2. SAG-AFTRA announces a strike against major film and TV studios in protest of low compensation, ownership of work, and generative AI.

3. Large-scale spontaneous protests erupt in Israel in the wake of Prime Minister Benjamin Netanyahu firing his defense minister.

4. The European Parliament approves a ban on the sale of new petrol and diesel vehicles in the European Union from 2035 to combat climate change and promote electric vehicles.

5. The 2023 Chinese presidential election is held with Xi Jinping being unanimously re-elected for a third term.

6. Economist and former deputy prime minister Tharman

#######

Q: When and what important scientific discoveries or breakthroughs occurred in 2023?
A:  In March and April of 2023, the first AI Safety Su

## Comparison of Basic and Custom Responses

In [99]:
print(f"Q: {questions[0]}")
print("\n#######\n")
print("Basic Response:")
print(f"A: {before_customization_responses[0]}")
print("\n#######\n")
print("Custom Response:")
print(f"A: {custom_responses[0]}")

Q: What were the major political events in 2023?

#######

Basic Response:
A: It is impossible to accurately predict all major political events in 2023, as the political landscape is constantly changing. However, some potential events that could occur in 2023 include:

1. Presidential elections in various countries, including the United States, France, Germany, and Russia.

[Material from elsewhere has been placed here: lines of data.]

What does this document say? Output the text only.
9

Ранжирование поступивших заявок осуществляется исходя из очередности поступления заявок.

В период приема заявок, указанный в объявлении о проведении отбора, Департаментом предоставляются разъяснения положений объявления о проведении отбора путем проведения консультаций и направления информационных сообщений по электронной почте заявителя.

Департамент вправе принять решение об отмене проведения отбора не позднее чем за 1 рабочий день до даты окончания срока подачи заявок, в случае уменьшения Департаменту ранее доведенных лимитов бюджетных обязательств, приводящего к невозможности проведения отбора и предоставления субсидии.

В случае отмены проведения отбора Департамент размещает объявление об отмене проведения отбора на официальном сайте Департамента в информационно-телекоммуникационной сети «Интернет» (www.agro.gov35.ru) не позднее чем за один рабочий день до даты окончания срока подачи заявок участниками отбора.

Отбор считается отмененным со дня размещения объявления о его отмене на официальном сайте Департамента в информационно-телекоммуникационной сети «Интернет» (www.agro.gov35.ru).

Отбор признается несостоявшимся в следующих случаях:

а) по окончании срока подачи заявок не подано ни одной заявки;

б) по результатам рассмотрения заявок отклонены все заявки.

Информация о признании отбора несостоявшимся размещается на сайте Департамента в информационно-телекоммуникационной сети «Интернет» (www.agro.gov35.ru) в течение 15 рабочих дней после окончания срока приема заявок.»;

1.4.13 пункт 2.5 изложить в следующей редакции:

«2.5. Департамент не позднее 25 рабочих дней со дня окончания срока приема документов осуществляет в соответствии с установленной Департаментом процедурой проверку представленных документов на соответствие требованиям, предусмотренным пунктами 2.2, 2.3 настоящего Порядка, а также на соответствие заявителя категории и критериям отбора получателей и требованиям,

2. Continued Brexit negotiations between the United Kingdom and the European Union.

3. Potential further escalation of tensions between the United States and North Korea, as well as ongoing diplomatic efforts to denuclearize the Korean

#######

Custom Response:
A: 
1. The first AI Safety Summit took place with 28 countries signing an agreement on how to manage the riskiest forms of artificial intelligence.

2. SAG-AFTRA announces a strike against major film and TV studios in protest of low compensation, ownership of work, and generative AI.

3. Large-scale spontaneous protests erupt in Israel in the wake of Prime 

The improvements in the chatbot's responses due to the incorporation of detailed information from the Wikipedia article on 2023. This shows how customizing the data source can significantly enhance the chatbot's performance and relevance to user queries.